Ever since Freud brought the term "subconscious" into being there has been a lot of pop psychology sorrounding the term which I think leads people astray as to its operations. That's not to say that much of cognitive processing happens consciously as we understand it because it does not. But what it means for it to happen subconsciously is complicated and the actual drivers behind different effects have to be mechanically explained before we can start giving weight to different explanatory theories.
CBT operates by effectively co-opting the fact that - contrary to older beliefs about brains - express thoughts exist in a feedback loop with neurobiology whereby your thoughts CAN influence your neurological architecture. This is an oversimplification and the method of CBT is somewhat coarse but the basic idea is that it allows you a way to chemically modify your neurological functions in a way that you would do with drugs (though not at the same magnitude) by taking advantage of the fact that your brain - for the purposes of this goal - is actually quite malleable and plastic.
It is a tremendous leap to go from the general notion that the brain is plastic to the idea that the IAT predicts "attitudes". It's a leap because mental associations of the kind being studied are actually more akin to fundamental premises. Let me give an example.
Let's say someone is an incredibly virulent racist. This person venerates the KKK. The views are so repugnant we would all vomit if we heard them. But at the same time this racist suffers from a series of perceptual deficiencies. So serious, in fact, that this person will not be able to visually distinguish between race except in rare and ideal (from a sensory POV) circumstances. On measure of explicit behaviour you won't see racism. But that's not a reflection of a belief or attitude in any meaningful way. This is an absurd example designed to show how important perception is to behaviour independent of what we consider attitude.

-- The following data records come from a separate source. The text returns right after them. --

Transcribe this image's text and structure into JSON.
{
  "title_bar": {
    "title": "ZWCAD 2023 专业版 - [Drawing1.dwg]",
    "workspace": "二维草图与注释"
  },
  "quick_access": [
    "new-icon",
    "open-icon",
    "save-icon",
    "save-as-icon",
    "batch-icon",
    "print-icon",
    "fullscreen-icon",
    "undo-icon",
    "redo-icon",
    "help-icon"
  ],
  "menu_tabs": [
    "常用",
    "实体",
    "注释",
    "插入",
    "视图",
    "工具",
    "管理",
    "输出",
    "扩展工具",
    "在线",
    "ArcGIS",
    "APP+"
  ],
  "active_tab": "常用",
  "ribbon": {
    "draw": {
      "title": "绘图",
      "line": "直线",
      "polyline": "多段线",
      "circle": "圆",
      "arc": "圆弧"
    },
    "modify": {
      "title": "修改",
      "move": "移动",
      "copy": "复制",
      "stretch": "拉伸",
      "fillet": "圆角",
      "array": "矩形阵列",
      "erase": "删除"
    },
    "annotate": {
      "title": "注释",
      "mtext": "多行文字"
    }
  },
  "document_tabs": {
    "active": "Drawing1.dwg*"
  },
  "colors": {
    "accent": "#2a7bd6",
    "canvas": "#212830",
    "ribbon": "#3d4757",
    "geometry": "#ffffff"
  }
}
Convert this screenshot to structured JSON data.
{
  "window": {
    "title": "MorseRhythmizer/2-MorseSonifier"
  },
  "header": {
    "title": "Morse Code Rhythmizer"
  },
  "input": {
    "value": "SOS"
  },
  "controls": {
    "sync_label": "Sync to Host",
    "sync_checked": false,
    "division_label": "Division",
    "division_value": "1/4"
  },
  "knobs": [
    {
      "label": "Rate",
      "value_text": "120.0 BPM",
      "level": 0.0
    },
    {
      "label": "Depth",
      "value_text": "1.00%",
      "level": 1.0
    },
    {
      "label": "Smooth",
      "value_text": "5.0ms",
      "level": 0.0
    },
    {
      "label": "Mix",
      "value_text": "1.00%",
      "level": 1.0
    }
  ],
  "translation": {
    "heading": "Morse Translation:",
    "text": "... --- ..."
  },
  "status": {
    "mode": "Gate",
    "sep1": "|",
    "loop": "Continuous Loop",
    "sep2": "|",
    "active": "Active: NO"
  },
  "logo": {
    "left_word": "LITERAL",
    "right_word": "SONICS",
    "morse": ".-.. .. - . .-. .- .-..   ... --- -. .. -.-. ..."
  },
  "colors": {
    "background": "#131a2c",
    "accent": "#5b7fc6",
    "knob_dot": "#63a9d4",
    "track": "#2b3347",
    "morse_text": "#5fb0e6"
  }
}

The idea of implicit prejudice is this analytical problem but in reverse. Most reliable cognitive research into associational concept maps indicates that they are fundamental to the way we build frameworks to process information. Our actual perception of the world varies. This is because the world gives of ABSURD volumes of information. We cannot process it all. So we have frames that filter information to create a coherent worldview and process our situation.
A more "prejudicial" concept map by IAT terms means that the actual framework of the world you are operating in - your perceptions of a situation - are not identical to a person with a different score. Now we might debate how different this really is because no one here is an idealist in the philosophical sense. But it is not identical.
So let's go back to the cop. Having different conceptual associations feeds back in a real way into the cops perception. Where someone with a "non" prejudiced map might focus and foreground information not relevant to danger or threat a "prejudiced" might do the opposite. There is a verital wealth of science showing that social perception is equivocal and influenced by our cognitive frame (cf. social cognitive psychology).
The end result is that the IAT is predictive of behaviour we identify as being prejudiced or not. But to say it is an "attitude" is a bit nonsensical.
That's my objection to the IAT. I think it is garbage from a concept POV.